Al primer golpe de vista pudiera sospecharse que Pereyra ha tenido conciencia del peligro de un idealismo gnoseológico, que una tal doctrina pudiera ofrecer. Sin embargo, consideramos tal peligro como demasiado especulativo para una concepción tan materialista. Recuérdese a este efecto la peregrina noción del conocimiento abstracto, donde late la confusión más ingenua con la cognición de la imagen (col. 752). El problema de la inmanencia de las ideas y de la trascendencia de las cosas es ajeno a su filosofía. La teoría de la «idea» como medio en el cual se conoce la realidad le escapa completamente (col. 76), no obstante ciertos atisbos esparcidos a lo largo de su obra (col. 76). La idea de intencionalidad es extraña a su teoría del conocimiento. Conocer, para Pereyra, es ser afectado (col. 87); siendo, en último análisis, este «ser» la razón y forma de la cognición del objeto (col. 77).

Conviene deslindar el conocimiento de la afección anímica del de la existencia de la misma alma. Aquél es naturalmente anterior. Tan sólo cuando el alma conoce su propia inmutación es capaz de reflexionar sobre sí misma. El objeto terminal es diferente en estos actos cognoscitivos; en el primero se conoce el modo de ser del alma afectada; en el segundo, el alma independiente a toda excitación. Por el conocimiento de la afección intuye su existencia sin necesidad de recurrir al discurso. En otros términos: la conciencia de la afección es, según la expresión de nuestro autor, «quodam antecedens cognitum» para constatar «quod ipsam seipsam noscit» de la siguiente manera: «Nosco me aliquid noscere et quidquid noscit est, ergo ego sum» (col. 760).

Cuanto llevamos dicho podría resumirse en estos renglones de la Antoniana Margarita, que juzgamos fundamental en la exposición, de la doctrina gnoseológica: «El alma racional, cuando percibe algo por medio de los sentidos externos -la inferior de sus dos funciones- no se sirve de ellos como de instrumentos para ejecutar estas acciones inmanentes, porque éstas son meros modos de ser del alma misma, sino que ésta, informando los órganos sensoriales, padece paralelamente a éstos su afección por medio de ellos» (col. 477). [411]

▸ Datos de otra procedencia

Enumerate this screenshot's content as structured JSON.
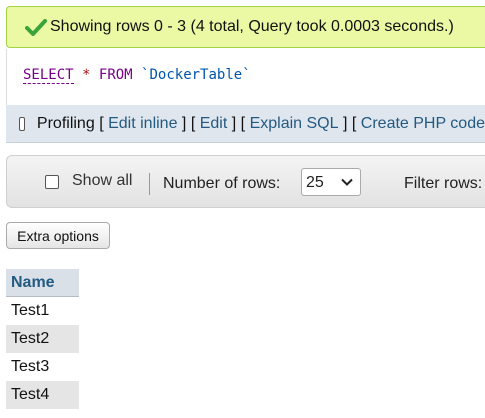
{
  "success": {
    "icon": "check-icon",
    "message": "Showing rows 0 - 3 (4 total, Query took 0.0003 seconds.)"
  },
  "sql": {
    "select": "SELECT",
    "star": "*",
    "from": "FROM",
    "table": "`DockerTable`"
  },
  "profiling": {
    "label": "Profiling",
    "open": "[",
    "close": "]",
    "links": [
      "Edit inline",
      "Edit",
      "Explain SQL",
      "Create PHP code"
    ]
  },
  "navigation": {
    "show_all": "Show all",
    "number_of_rows_label": "Number of rows:",
    "rows_selected": "25",
    "filter_label": "Filter rows:"
  },
  "extra_options": "Extra options",
  "table": {
    "columns": [
      "Name"
    ],
    "rows": [
      "Test1",
      "Test2",
      "Test3",
      "Test4"
    ]
  },
  "colors": {
    "success_bg": "#ebf8a4",
    "link": "#235a81",
    "sql_keyword": "#770088",
    "sql_table": "#0055aa"
  }
}
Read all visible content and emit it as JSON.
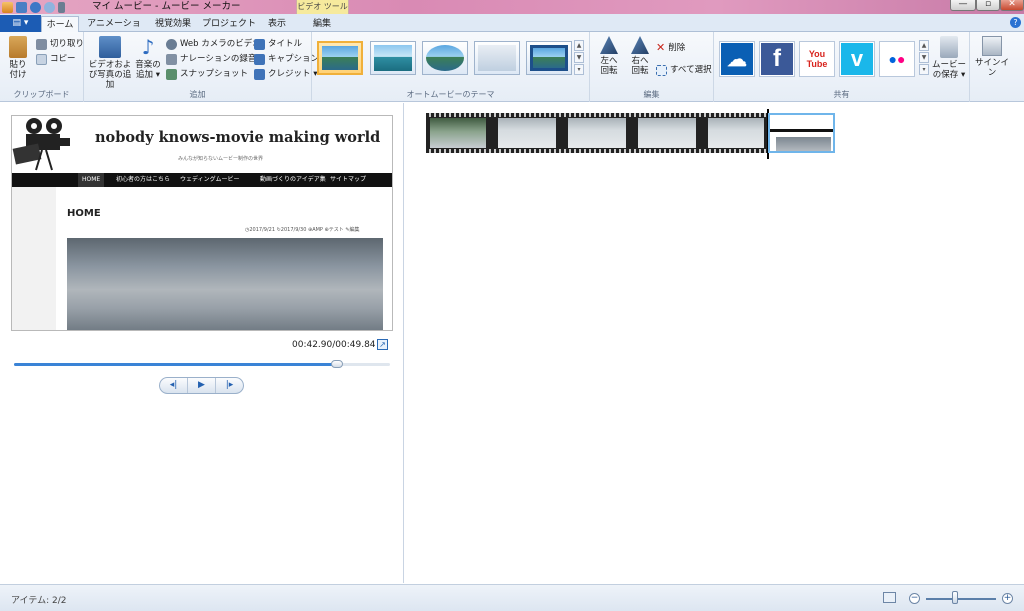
{
  "window": {
    "title": "マイ ムービー - ムービー メーカー",
    "context_tab_group": "ビデオ ツール",
    "minimize": "—",
    "maximize": "▫",
    "close": "✕"
  },
  "tabs": {
    "file_glyph": "▤ ▾",
    "items": [
      "ホーム",
      "アニメーション",
      "視覚効果",
      "プロジェクト",
      "表示",
      "編集"
    ],
    "active": "ホーム",
    "help": "?"
  },
  "ribbon": {
    "clipboard": {
      "label": "クリップボード",
      "paste": "貼り付け",
      "cut": "切り取り",
      "copy": "コピー"
    },
    "add": {
      "label": "追加",
      "add_videos_photos": "ビデオおよび写真の追加",
      "add_music": "音楽の追加 ▾",
      "webcam_video": "Web カメラのビデオ",
      "record_narration": "ナレーションの録音 ▾",
      "snapshot": "スナップショット",
      "title": "タイトル",
      "caption": "キャプション",
      "credits": "クレジット ▾"
    },
    "automovie": {
      "label": "オートムービーのテーマ",
      "themes": [
        "theme-1",
        "theme-2",
        "theme-3",
        "theme-4",
        "theme-5"
      ],
      "selected_index": 0
    },
    "editing": {
      "label": "編集",
      "rotate_left": "左へ回転",
      "rotate_right": "右へ回転",
      "delete": "削除",
      "select_all": "すべて選択"
    },
    "share": {
      "label": "共有",
      "services": [
        {
          "name": "OneDrive",
          "glyph": "☁",
          "color": "#0a5fb4"
        },
        {
          "name": "Facebook",
          "glyph": "f",
          "color": "#3b5998"
        },
        {
          "name": "YouTube",
          "glyph": "You Tube",
          "color": "#d8241e"
        },
        {
          "name": "Vimeo",
          "glyph": "v",
          "color": "#1ab7ea"
        },
        {
          "name": "Flickr",
          "glyph": "●●",
          "color": "#ffffff"
        }
      ],
      "save_movie": "ムービーの保存 ▾",
      "sign_in": "サインイン"
    }
  },
  "preview": {
    "site_title": "nobody knows-movie making world",
    "site_subtitle": "みんなが知らないムービー制作の世界",
    "nav": [
      "HOME",
      "初心者の方はこちら",
      "ウェディングムービー",
      "動画づくりのアイデア集",
      "サイトマップ"
    ],
    "page_heading": "HOME",
    "meta": "◷2017/9/21  ↻2017/9/30  ⊕AMP ⊕テスト ✎編集",
    "time": "00:42.90/00:49.84",
    "progress": 0.86,
    "controls": {
      "prev": "◂|",
      "play": "▶",
      "next": "|▸"
    },
    "fullscreen": "↗"
  },
  "storyboard": {
    "clips": [
      {
        "name": "video-clip",
        "frames": 5
      },
      {
        "name": "web-capture-clip"
      }
    ]
  },
  "status": {
    "items": "アイテム: 2/2",
    "zoom_minus": "−",
    "zoom_plus": "+",
    "zoom_level": 0.42
  },
  "colors": {
    "accent": "#3a83d6",
    "file_tab": "#1c5cb4",
    "selected_theme": "#f0b03a"
  }
}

La doctrina de la sensación nos da la respuesta a la pregunta que nos formulábamos al principio de este capítulo: ¿por qué vincular la sensación a un alma inmaterial? Porque sola el alma, en cuanto separable del cuerpo, es capaz de ser modificada de diversos modos sin dejar de ser la misma (col. 92). En otros términos: la inmaterialidad, raíz de todo conocimiento, dentro del sistema pereiriano, se aplica al alma misma.

La especie inteligible

La especie intencional permite, según la teoría escolástica, la unión necesaria entre el objeto y el sujeto. Como la cosa extramental, en su entidad material no puede penetrar en el sujeto cognoscente, hay que apelar a una especie vicaria de realidad puramente intencional. En la producción de la especie inteligible interviene el intelecto agente como causa principal y el fantasma como instrumento objetivo que presenta una materia apta. Frente a esta doctrina tradicional, Pereyra adopta una postura peculiar fundada en las razones siguientes:

a) Ante todo, el fantasma es un ente corpóreo. Difícilmente puede admitirse que de una realidad corpórea surja la especie inteligible de naturaleza inmaterial (col. 190).

b) Tampoco puede pensarse que la especie sea consecuencia inmediata de la corrupción del fantasma producida al conocerse el universal.

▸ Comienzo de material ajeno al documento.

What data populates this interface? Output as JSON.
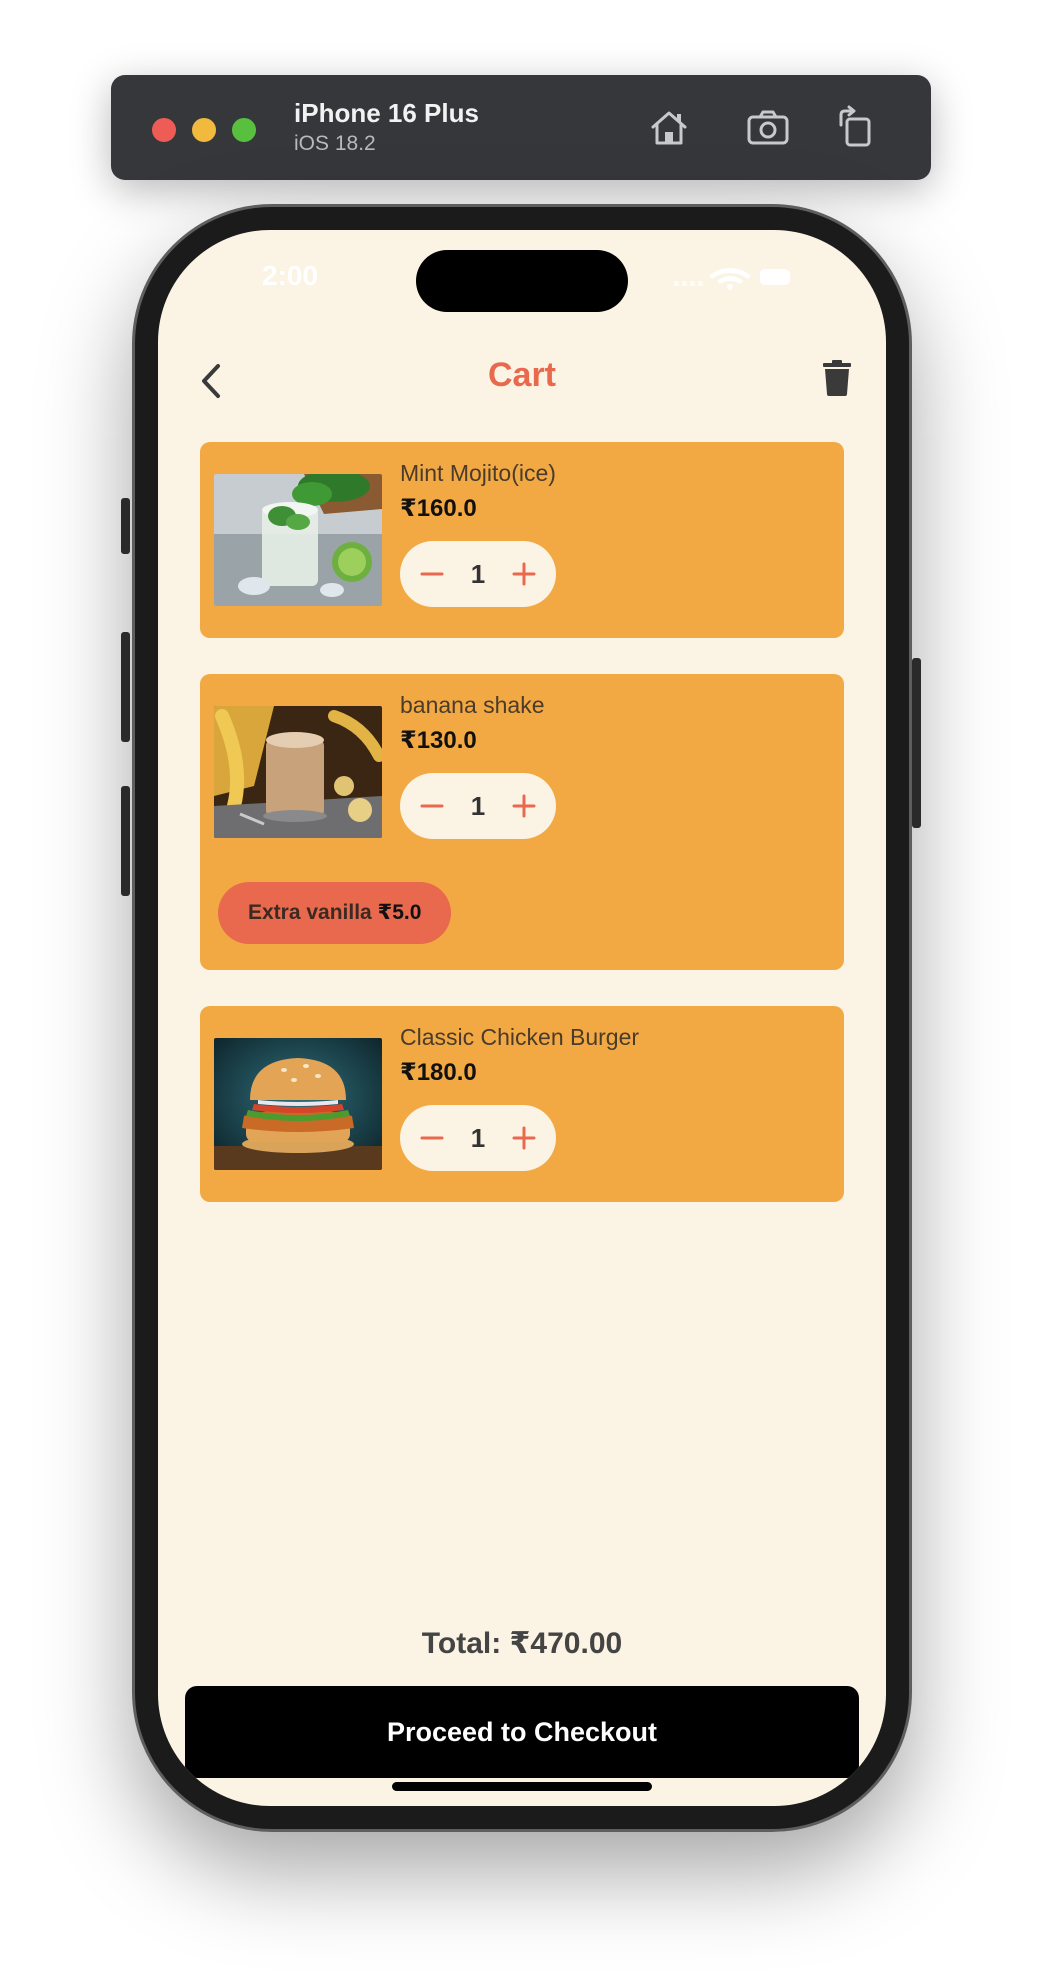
{
  "simulator": {
    "device_name": "iPhone 16 Plus",
    "os_version": "iOS 18.2",
    "icons": [
      "home-icon",
      "screenshot-icon",
      "rotate-icon"
    ]
  },
  "status_bar": {
    "time": "2:00",
    "icons": [
      "signal-icon",
      "wifi-icon",
      "battery-icon"
    ]
  },
  "app_bar": {
    "title": "Cart",
    "back_icon": "chevron-left-icon",
    "clear_icon": "trash-icon"
  },
  "cart": {
    "items": [
      {
        "name": "Mint Mojito(ice)",
        "price": "₹160.0",
        "quantity": "1",
        "image": "mint-mojito-glass",
        "addons": []
      },
      {
        "name": "banana shake",
        "price": "₹130.0",
        "quantity": "1",
        "image": "banana-shake-glass",
        "addons": [
          {
            "name": "Extra vanilla",
            "price": "₹5.0"
          }
        ]
      },
      {
        "name": "Classic Chicken Burger",
        "price": "₹180.0",
        "quantity": "1",
        "image": "chicken-burger",
        "addons": []
      }
    ],
    "total_label": "Total: ₹470.00",
    "checkout_label": "Proceed to Checkout"
  },
  "colors": {
    "background": "#fbf3e3",
    "card": "#f2a944",
    "accent": "#e8694d",
    "checkout_button": "#000000"
  }
}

Fundados en que una vez conocido el objeto mediante la corrupción del fantasma no podría el intelecto conocer de nuevo ese objeto, pues falta la especie de la cual pueda provenir, después de la interrupción del acto cognoscitivo.

Aun en el supuesto de que se diese tal corrupción, la materia del fantasma corpóreo no es idónea para producir una especie inteligible; ni en nosotros existe una virtud capaz de engendrar algo espiritual a partir de una entidad corpórea, ya que las facultades intelectuales no ejercen hegemonía alguna sobre la materia de los cuerpos de tal modo que pueda resultar un algo incorpóreo a partir de un elemento material.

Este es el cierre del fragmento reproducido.